Nonetheless, she encouraged Malcolm and his siblings to continue their activities. He spent that summer alternating between leading orientation sessions alongside 51 of his peers and making trips home to be with his family.

His mother died that July 11, “a moment that will stick with me for the rest of my life,” he recalled.

“But equally to that moment is one that came the following week, when I sat down in my church, and I looked up in the pew at the funeral and saw the orientation leaders that I had been working with all summer. They had never met my mom; they had never met my family; and their only connection to coming down there was because of how they had gotten to know me.

“And what I learned in that moment is that although there is a seat that will forever sit empty in my family, it is also joined by a hundredfold seats for all of you that I would now equally call my family.

“Family extends so much further than the blood that flows through your body and the flesh that surrounds you. Family, as I see it, is about the people who care for you, the people who support you, the people who love you, and the people who make you feel at home.”

He then turned to the class’s home. Acknowledging the many high-profile trials that he and his classmates had gone through during their four years on Grounds, Stewart concluded that there are “two truths about the University of Virginia.”

“The first … is that it is impossible to deny that the University of Virginia is far from perfect,” he said. “It has its flaws, it has its imperfections, and it has its history.
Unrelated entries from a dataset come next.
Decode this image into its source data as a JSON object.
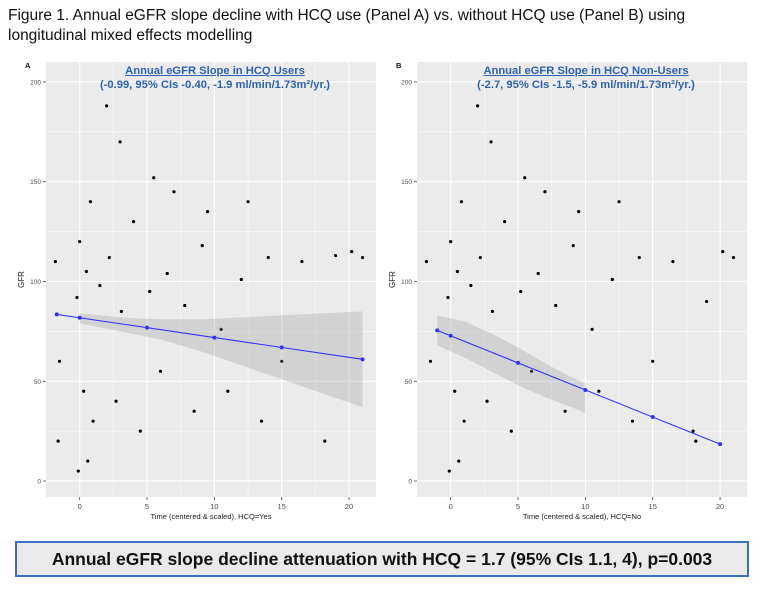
{
  "caption": "Figure 1. Annual eGFR slope decline with HCQ use (Panel A) vs. without HCQ use (Panel B) using longitudinal mixed effects modelling",
  "footer": "Annual eGFR slope decline attenuation with HCQ = 1.7 (95% CIs 1.1, 4), p=0.003",
  "colors": {
    "panel_bg": "#ebebeb",
    "grid": "#ffffff",
    "point": "#000000",
    "fit_line": "#3333ff",
    "ci_band": "#999999",
    "annotation": "#2c62b3",
    "footer_border": "#3b6fc2"
  },
  "chart_data": [
    {
      "type": "scatter",
      "panel_letter": "A",
      "annotation_line1": "Annual eGFR Slope in HCQ Users",
      "annotation_line2": "(-0.99, 95% CIs -0.40, -1.9 ml/min/1.73m²/yr.)",
      "xlabel": "Time (centered & scaled), HCQ=Yes",
      "ylabel": "GFR",
      "xlim": [
        -2.5,
        22
      ],
      "ylim": [
        -8,
        210
      ],
      "x_ticks": [
        0,
        5,
        10,
        15,
        20
      ],
      "y_ticks": [
        0,
        50,
        100,
        150,
        200
      ],
      "grid": true,
      "fit_line": {
        "x": [
          -1.7,
          21
        ],
        "y": [
          83.5,
          61.0
        ]
      },
      "fit_points": {
        "x": [
          -1.7,
          0,
          5,
          10,
          15,
          21
        ],
        "y": [
          83.5,
          81.8,
          76.9,
          71.9,
          67.0,
          61.0
        ]
      },
      "ci_band": {
        "x": [
          0,
          3,
          6,
          9,
          12,
          15,
          18,
          21
        ],
        "lower": [
          79,
          75,
          71,
          65,
          58,
          51,
          44,
          37
        ],
        "upper": [
          84,
          82,
          81,
          81,
          82,
          83,
          84,
          85
        ]
      },
      "scatter_points": [
        {
          "x": 0.0,
          "y": 120
        },
        {
          "x": 0.5,
          "y": 105
        },
        {
          "x": -0.2,
          "y": 92
        },
        {
          "x": 0.8,
          "y": 140
        },
        {
          "x": 1.5,
          "y": 98
        },
        {
          "x": 2.2,
          "y": 112
        },
        {
          "x": 3.1,
          "y": 85
        },
        {
          "x": 4.0,
          "y": 130
        },
        {
          "x": 5.2,
          "y": 95
        },
        {
          "x": 6.5,
          "y": 104
        },
        {
          "x": 7.8,
          "y": 88
        },
        {
          "x": 9.1,
          "y": 118
        },
        {
          "x": 10.5,
          "y": 76
        },
        {
          "x": 12.0,
          "y": 101
        },
        {
          "x": 14.0,
          "y": 112
        },
        {
          "x": 16.5,
          "y": 110
        },
        {
          "x": 18.2,
          "y": 20
        },
        {
          "x": 19.0,
          "y": 113
        },
        {
          "x": 20.2,
          "y": 115
        },
        {
          "x": 21.0,
          "y": 112
        },
        {
          "x": 0.3,
          "y": 45
        },
        {
          "x": 1.0,
          "y": 30
        },
        {
          "x": 2.7,
          "y": 40
        },
        {
          "x": 4.5,
          "y": 25
        },
        {
          "x": 6.0,
          "y": 55
        },
        {
          "x": 8.5,
          "y": 35
        },
        {
          "x": 11.0,
          "y": 45
        },
        {
          "x": 13.5,
          "y": 30
        },
        {
          "x": 0.6,
          "y": 10
        },
        {
          "x": -0.1,
          "y": 5
        },
        {
          "x": 2.0,
          "y": 188
        },
        {
          "x": 3.0,
          "y": 170
        },
        {
          "x": 5.5,
          "y": 152
        },
        {
          "x": 7.0,
          "y": 145
        },
        {
          "x": 9.5,
          "y": 135
        },
        {
          "x": 12.5,
          "y": 140
        },
        {
          "x": -1.8,
          "y": 110
        },
        {
          "x": -1.5,
          "y": 60
        },
        {
          "x": -1.6,
          "y": 20
        },
        {
          "x": 15.0,
          "y": 60
        }
      ]
    },
    {
      "type": "scatter",
      "panel_letter": "B",
      "annotation_line1": "Annual eGFR Slope in HCQ Non-Users",
      "annotation_line2": "(-2.7, 95% CIs -1.5, -5.9 ml/min/1.73m²/yr.)",
      "xlabel": "Time (centered & scaled), HCQ=No",
      "ylabel": "GFR",
      "xlim": [
        -2.5,
        22
      ],
      "ylim": [
        -8,
        210
      ],
      "x_ticks": [
        0,
        5,
        10,
        15,
        20
      ],
      "y_ticks": [
        0,
        50,
        100,
        150,
        200
      ],
      "grid": true,
      "fit_line": {
        "x": [
          -1.0,
          20
        ],
        "y": [
          75.5,
          18.5
        ]
      },
      "fit_points": {
        "x": [
          -1.0,
          0,
          5,
          10,
          15,
          20
        ],
        "y": [
          75.5,
          72.8,
          59.2,
          45.6,
          32.1,
          18.5
        ]
      },
      "ci_band": {
        "x": [
          -1,
          1,
          3,
          5,
          7,
          9,
          10
        ],
        "lower": [
          68,
          62,
          55,
          48,
          42,
          37,
          34
        ],
        "upper": [
          83,
          80,
          74,
          67,
          59,
          52,
          49
        ]
      },
      "scatter_points": [
        {
          "x": 0.0,
          "y": 120
        },
        {
          "x": 0.5,
          "y": 105
        },
        {
          "x": -0.2,
          "y": 92
        },
        {
          "x": 0.8,
          "y": 140
        },
        {
          "x": 1.5,
          "y": 98
        },
        {
          "x": 2.2,
          "y": 112
        },
        {
          "x": 3.1,
          "y": 85
        },
        {
          "x": 4.0,
          "y": 130
        },
        {
          "x": 5.2,
          "y": 95
        },
        {
          "x": 6.5,
          "y": 104
        },
        {
          "x": 7.8,
          "y": 88
        },
        {
          "x": 9.1,
          "y": 118
        },
        {
          "x": 10.5,
          "y": 76
        },
        {
          "x": 12.0,
          "y": 101
        },
        {
          "x": 14.0,
          "y": 112
        },
        {
          "x": 16.5,
          "y": 110
        },
        {
          "x": 18.2,
          "y": 20
        },
        {
          "x": 19.0,
          "y": 90
        },
        {
          "x": 20.2,
          "y": 115
        },
        {
          "x": 21.0,
          "y": 112
        },
        {
          "x": 0.3,
          "y": 45
        },
        {
          "x": 1.0,
          "y": 30
        },
        {
          "x": 2.7,
          "y": 40
        },
        {
          "x": 4.5,
          "y": 25
        },
        {
          "x": 6.0,
          "y": 55
        },
        {
          "x": 8.5,
          "y": 35
        },
        {
          "x": 11.0,
          "y": 45
        },
        {
          "x": 13.5,
          "y": 30
        },
        {
          "x": 0.6,
          "y": 10
        },
        {
          "x": -0.1,
          "y": 5
        },
        {
          "x": 2.0,
          "y": 188
        },
        {
          "x": 3.0,
          "y": 170
        },
        {
          "x": 5.5,
          "y": 152
        },
        {
          "x": 7.0,
          "y": 145
        },
        {
          "x": 9.5,
          "y": 135
        },
        {
          "x": 12.5,
          "y": 140
        },
        {
          "x": -1.8,
          "y": 110
        },
        {
          "x": -1.5,
          "y": 60
        },
        {
          "x": 15.0,
          "y": 60
        },
        {
          "x": 18.0,
          "y": 25
        }
      ]
    }
  ]
}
“But the second is that it is equally impossible to deny that the University of Virginia is something special – something that every administrator, every member of our faculty, every member of our alumni, and every single member of this graduating class is constantly working to keep and make better for the Class of 2022, the Class of 2045, the Class of 2118, and every single one of them that follows in our footsteps.”

Earlier in the ceremony, which was moved indoors due to rain, the Class of 2018 presented its class gift to UVA President Teresa A. Sullivan. In all, more than 1,400 fourth-year students – about 40 percent of the class – gave $63,597 to more than 400 University organizations and departments.

“I’m grateful for your generosity and the many ways your gift will help the University,” Sullivan said.

The proceedings also included the presentation of several awards to members of the Class of 2018, and to other members of the University community.

Sullivan will be the featured speaker at graduation ceremonies to be held Saturday (for graduates of the College and Graduate School of Arts & Sciences) and Sunday (for the University’s other schools and the Data Science Institute). Both ceremonies, scheduled to be held on the Lawn, will begin at 10 a.m.